Dawno nie piekłam chleba na zakwasie. Tym razem zrobiłam po swojemu, zmniejszyłam ilość zakwasu. I szczerze powiem, że to jest chleb, z którego jestem najbardziej zadowolona. Wystarczy wieczorem wyjąć zakwas z lodówki, po dwóch godzinach go dokarmić / tyle potrzebujemy, żeby się ogrzał / i zostawić na 12 godzin w ciepłym miejscu. A na drugi dzień odważyć potrzebną ilość, a potem smakować pyszny domowy chleb.
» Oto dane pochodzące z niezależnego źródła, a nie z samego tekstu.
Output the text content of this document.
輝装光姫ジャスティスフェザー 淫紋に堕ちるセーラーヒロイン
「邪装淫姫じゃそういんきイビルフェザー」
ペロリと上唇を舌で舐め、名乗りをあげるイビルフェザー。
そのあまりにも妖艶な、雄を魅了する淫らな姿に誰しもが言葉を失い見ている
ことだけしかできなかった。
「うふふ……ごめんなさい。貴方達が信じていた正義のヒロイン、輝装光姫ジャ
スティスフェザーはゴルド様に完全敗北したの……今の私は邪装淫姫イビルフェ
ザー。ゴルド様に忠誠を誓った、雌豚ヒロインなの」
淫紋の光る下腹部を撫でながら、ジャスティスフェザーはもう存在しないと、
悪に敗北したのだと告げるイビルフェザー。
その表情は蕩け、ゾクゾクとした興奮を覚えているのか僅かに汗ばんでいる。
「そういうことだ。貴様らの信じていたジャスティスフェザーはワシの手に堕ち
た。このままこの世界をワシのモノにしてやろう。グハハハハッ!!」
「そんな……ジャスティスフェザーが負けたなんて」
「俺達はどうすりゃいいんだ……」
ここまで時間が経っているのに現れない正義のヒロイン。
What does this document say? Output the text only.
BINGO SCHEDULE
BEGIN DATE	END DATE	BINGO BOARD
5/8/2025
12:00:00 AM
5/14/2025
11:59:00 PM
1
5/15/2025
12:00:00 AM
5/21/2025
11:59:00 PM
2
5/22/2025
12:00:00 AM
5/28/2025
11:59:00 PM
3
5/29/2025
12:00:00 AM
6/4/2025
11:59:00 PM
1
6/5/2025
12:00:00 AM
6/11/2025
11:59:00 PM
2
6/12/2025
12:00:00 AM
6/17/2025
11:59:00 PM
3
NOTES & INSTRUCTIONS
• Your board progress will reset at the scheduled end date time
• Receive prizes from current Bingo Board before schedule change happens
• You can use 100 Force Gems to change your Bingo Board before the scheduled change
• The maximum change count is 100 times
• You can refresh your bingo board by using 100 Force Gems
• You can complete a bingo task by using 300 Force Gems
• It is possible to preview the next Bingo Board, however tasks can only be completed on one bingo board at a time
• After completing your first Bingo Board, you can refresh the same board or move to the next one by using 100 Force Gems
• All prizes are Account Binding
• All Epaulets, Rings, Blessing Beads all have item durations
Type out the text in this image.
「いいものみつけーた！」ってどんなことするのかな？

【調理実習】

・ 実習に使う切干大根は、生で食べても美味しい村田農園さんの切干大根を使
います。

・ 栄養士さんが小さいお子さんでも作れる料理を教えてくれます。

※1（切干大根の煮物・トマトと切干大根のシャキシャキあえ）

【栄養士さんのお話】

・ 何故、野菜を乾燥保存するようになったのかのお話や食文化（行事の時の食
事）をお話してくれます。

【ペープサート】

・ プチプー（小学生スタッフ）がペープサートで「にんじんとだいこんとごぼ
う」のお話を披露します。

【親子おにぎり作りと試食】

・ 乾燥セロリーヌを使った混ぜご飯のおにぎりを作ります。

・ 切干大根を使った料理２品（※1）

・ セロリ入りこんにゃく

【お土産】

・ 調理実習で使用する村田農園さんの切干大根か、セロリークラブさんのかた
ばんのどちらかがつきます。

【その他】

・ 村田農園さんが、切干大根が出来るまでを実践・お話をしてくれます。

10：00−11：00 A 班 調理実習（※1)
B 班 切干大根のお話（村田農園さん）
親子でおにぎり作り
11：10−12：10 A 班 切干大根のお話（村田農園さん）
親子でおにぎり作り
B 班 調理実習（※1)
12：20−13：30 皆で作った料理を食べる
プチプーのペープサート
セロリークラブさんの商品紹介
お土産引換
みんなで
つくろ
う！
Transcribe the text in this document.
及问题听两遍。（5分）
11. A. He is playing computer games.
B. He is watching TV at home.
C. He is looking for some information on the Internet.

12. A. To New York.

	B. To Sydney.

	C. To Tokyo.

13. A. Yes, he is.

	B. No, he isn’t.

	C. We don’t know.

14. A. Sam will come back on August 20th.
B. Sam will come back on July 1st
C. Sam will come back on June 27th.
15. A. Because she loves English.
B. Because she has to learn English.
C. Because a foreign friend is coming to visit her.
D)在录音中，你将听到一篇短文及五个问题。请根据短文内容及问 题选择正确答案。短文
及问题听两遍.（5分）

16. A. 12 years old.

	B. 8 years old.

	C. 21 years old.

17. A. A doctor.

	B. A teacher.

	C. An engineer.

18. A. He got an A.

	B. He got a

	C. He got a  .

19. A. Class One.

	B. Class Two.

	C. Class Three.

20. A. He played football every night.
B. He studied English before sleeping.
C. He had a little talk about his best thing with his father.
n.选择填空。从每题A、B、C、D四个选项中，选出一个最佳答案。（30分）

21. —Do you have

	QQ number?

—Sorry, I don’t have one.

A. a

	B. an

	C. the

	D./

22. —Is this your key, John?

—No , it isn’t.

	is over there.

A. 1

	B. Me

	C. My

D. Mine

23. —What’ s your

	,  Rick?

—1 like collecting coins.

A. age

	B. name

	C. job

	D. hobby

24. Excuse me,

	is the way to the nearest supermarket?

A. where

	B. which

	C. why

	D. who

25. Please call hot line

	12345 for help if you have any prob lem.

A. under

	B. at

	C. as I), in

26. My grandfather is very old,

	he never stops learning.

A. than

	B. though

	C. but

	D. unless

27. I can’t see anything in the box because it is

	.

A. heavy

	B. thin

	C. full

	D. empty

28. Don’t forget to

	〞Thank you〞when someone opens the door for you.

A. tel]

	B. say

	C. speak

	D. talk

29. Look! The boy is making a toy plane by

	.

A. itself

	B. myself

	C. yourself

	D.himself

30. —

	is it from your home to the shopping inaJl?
Już niedługo podzielę się z wami przepisem na chleb, również na zakwasie, ale tym razem z maślanką 🙂
200 g aktywnego zakwasu
200 g mąki żytniej razowej typ 2000
500 g mąki pszennej razowej / użyłam Mlevit /
600 ml ciepłej wody
2 łyżeczki soli
3 łyżki miodu
5 łyżek słonecznika łuskanego
Do dużej miski wkładamy zakwas, dosypujemy obie mąki i sól, następnie wlewamy wodę wymieszaną z miodem. Dodajemy słonecznik. Całość mieszamy do połączenia i odstawiamy na 20 minut. Po tym czasie smarujemy masłem dwie keksówki i przekładamy przygotowane ciasto do połowy wysokości foremek. Zwilżoną łyżką wyrównujemy powierzchnię. Na keksówki nakładamy torebki foliowe i wkładamy do nagrzanego, ale wyłączonego piekarnika 50 stopni. Zostawiamy w piekarniku do momentu wyrośnięcia chleba. Gdy ciasto już wyrosło, wyjmujemy foremki, nagrzewamy piekarnik do 230 stopni, wkładamy keksówki, już bez folii, zmniejszamy temperaturę do 200 stopni i pieczemy 55 minut. Po upieczeniu wyjmujemy z piekarnika a po 10 minutach z foremek, studzimy na kratce. Gotowe.